Cash-strapped music hopefuls often jam in cramped bedrooms or abandoned spaces that allow them to practice freely without having to spend a cent. These aspiring musicians then bravely record their self-composed demos in these dive venues in the hope of getting signed by a respectable label. Unfortunately, the converted digital audio output produced from these sessions sound lacklustre and dull—raw, crackling, scratchy and filled with hisses. The absence of contemporary industry-standard equipment is the culprit.
Despite the flawed recordings, the imperfections developed through phonographic distortion adds an attractive element that complements certain music compositions. And that, my friends, is ‘lo-fi’ in a nutshell. Alternatively referred to as DIY music, lo-fi aesthetics evokes qualities of home-recorded melodies with attached out-of-tune or out-of-time musical notes.

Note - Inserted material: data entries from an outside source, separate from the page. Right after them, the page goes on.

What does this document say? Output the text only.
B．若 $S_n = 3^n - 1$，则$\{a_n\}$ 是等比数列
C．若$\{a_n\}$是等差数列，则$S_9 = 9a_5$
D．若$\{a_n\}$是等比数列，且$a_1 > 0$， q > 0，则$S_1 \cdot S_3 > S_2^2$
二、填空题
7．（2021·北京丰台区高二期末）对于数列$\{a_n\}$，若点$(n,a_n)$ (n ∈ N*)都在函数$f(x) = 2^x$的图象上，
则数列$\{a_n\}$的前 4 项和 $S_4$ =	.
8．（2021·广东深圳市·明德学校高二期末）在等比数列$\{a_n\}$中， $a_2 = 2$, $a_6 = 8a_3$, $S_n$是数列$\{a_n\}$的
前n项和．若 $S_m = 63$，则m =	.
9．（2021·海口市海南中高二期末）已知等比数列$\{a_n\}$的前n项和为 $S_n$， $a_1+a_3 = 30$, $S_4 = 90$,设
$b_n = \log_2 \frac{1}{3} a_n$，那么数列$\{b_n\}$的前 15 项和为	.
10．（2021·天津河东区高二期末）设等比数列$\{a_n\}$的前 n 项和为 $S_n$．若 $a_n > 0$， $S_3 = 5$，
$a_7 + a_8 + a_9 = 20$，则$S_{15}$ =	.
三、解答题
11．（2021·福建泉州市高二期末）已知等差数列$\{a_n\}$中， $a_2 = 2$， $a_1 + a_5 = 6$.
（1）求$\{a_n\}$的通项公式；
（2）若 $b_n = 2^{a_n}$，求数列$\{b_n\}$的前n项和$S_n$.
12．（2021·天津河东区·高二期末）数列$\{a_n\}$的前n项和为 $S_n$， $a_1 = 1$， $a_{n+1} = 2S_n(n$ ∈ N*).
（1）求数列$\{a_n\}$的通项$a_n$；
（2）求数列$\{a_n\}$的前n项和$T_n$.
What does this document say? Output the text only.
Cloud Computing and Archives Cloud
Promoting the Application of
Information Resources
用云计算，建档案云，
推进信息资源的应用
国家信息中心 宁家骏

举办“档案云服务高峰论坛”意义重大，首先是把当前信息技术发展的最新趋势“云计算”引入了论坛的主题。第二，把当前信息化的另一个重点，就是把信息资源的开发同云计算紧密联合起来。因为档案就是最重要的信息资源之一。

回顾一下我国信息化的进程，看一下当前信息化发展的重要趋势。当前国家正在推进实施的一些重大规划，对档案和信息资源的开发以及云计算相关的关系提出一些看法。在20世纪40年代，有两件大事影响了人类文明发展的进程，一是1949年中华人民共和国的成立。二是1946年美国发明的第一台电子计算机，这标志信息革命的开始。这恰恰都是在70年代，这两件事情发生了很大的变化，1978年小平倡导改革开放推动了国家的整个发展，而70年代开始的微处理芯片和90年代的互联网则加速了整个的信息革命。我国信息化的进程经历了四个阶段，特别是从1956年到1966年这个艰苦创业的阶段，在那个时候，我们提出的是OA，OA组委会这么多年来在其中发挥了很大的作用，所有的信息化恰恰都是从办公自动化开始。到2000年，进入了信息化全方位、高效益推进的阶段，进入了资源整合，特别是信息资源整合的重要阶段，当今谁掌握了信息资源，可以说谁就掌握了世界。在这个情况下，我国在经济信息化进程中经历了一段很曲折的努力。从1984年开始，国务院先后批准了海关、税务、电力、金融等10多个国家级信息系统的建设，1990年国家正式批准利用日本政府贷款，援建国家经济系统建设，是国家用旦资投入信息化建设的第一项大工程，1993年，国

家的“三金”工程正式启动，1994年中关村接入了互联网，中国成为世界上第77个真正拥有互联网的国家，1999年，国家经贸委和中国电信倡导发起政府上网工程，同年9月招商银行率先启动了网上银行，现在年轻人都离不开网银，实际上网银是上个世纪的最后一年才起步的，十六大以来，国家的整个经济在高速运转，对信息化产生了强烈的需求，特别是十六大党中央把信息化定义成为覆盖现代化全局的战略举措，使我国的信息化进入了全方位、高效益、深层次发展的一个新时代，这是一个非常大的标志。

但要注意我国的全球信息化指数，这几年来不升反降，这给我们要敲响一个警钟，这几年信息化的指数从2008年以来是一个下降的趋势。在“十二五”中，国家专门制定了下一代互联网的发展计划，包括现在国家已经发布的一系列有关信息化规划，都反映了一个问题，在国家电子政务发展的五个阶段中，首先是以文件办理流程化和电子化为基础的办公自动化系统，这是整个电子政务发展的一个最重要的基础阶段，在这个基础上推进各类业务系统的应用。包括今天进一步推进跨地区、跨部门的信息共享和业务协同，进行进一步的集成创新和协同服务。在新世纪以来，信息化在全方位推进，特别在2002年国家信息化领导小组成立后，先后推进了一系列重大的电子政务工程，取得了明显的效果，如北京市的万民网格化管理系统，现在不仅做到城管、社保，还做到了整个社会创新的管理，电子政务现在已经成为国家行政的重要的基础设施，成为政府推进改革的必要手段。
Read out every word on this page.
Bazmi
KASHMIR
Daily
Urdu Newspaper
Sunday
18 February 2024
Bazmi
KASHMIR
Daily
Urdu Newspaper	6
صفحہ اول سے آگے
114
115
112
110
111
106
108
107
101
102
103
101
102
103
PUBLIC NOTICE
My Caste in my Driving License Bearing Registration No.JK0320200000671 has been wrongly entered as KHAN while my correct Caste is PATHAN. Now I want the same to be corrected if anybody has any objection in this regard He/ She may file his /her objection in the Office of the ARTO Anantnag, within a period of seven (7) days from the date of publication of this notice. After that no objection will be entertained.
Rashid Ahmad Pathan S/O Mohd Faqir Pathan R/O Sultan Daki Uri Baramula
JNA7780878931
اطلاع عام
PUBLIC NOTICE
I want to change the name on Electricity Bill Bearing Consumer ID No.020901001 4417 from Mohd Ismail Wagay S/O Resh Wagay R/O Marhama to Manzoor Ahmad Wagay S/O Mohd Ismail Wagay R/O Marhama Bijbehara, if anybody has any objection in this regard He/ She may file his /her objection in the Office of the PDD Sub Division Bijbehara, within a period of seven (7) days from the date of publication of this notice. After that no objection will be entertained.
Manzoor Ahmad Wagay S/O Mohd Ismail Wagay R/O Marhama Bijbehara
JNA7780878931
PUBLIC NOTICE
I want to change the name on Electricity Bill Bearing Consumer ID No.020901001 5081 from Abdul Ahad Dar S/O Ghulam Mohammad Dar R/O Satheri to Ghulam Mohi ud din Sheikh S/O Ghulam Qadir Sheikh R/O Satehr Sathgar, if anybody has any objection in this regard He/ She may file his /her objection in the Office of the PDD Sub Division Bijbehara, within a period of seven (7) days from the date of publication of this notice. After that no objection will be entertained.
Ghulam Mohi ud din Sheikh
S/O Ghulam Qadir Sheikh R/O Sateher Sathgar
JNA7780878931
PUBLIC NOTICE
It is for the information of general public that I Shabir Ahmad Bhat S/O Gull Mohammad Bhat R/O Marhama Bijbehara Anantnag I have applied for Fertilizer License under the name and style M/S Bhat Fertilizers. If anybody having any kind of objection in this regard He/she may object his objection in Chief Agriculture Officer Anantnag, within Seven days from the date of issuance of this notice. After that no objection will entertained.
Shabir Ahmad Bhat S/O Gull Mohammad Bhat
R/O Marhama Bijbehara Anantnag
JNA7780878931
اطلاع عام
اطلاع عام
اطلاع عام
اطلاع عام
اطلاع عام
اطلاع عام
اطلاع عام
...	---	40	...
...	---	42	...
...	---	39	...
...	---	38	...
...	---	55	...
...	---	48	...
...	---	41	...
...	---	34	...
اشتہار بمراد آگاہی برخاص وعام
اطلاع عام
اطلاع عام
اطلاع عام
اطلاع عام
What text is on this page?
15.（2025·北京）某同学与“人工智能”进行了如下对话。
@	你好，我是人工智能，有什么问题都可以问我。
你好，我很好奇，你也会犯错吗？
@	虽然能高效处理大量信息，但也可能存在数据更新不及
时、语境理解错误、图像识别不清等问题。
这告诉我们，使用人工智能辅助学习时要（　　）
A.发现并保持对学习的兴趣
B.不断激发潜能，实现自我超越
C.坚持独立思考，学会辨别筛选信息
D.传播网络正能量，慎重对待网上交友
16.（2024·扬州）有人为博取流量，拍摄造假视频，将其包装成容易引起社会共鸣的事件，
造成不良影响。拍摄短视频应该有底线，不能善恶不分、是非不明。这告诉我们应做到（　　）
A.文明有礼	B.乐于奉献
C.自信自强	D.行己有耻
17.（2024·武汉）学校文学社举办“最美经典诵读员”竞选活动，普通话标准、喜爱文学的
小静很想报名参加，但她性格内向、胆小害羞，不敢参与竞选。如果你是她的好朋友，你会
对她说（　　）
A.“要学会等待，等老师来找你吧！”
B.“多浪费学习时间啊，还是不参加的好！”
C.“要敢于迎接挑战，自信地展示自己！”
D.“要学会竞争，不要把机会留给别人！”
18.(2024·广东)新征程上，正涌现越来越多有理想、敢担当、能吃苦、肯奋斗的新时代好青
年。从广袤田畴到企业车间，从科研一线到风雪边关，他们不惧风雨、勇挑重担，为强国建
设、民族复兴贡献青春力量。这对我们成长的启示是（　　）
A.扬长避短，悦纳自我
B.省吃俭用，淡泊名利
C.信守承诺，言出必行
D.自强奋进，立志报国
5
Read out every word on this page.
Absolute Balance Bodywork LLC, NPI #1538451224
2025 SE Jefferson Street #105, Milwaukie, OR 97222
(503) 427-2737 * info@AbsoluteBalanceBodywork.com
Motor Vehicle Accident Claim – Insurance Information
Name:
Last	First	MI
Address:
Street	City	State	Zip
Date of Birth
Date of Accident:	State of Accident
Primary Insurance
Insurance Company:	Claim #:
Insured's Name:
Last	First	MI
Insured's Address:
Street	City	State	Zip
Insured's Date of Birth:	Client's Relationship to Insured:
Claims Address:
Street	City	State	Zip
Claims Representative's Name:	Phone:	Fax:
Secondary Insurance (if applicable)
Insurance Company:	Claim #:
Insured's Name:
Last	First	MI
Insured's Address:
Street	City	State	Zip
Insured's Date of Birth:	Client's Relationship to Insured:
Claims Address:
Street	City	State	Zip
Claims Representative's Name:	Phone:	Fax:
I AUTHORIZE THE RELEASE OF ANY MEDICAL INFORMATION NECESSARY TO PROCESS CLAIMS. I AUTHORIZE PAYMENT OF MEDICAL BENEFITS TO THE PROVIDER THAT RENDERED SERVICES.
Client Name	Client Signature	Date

Why are listeners still enamoured by such subpar output? Its unforced arrangement and raw structure are recognised by a respectable alternative crowd, a feat since the genre’s origins in the 1950s. Refer to The Beach Boys, Animal Collective, R Steven Moore and early Sir Paul McCartney.
Presently, lo-fi has a diverse presence in hip-hop, indie and even ambient tracks. But I’ll wager that chillwave is the true heir for such warped tunes. Modern technology has allowed sketchy musical notes to be created digitally and manipulated on demand. This deliberate process takes away the organic glitches formed while recording a song but allows manipulation on the placement of phonographic flaws. Neon Indian’s 8-bit ‘Slumlord’, Sohn’s loopy ‘Tempest’, the Richard X-produced ‘Some Girls’ and, of course, the godfather of chillwave, Ariel Pink.
The bar for a perfect song with sonic clarity complies to industry standards, but having some imperfections may yield an unexpected audio masterpiece.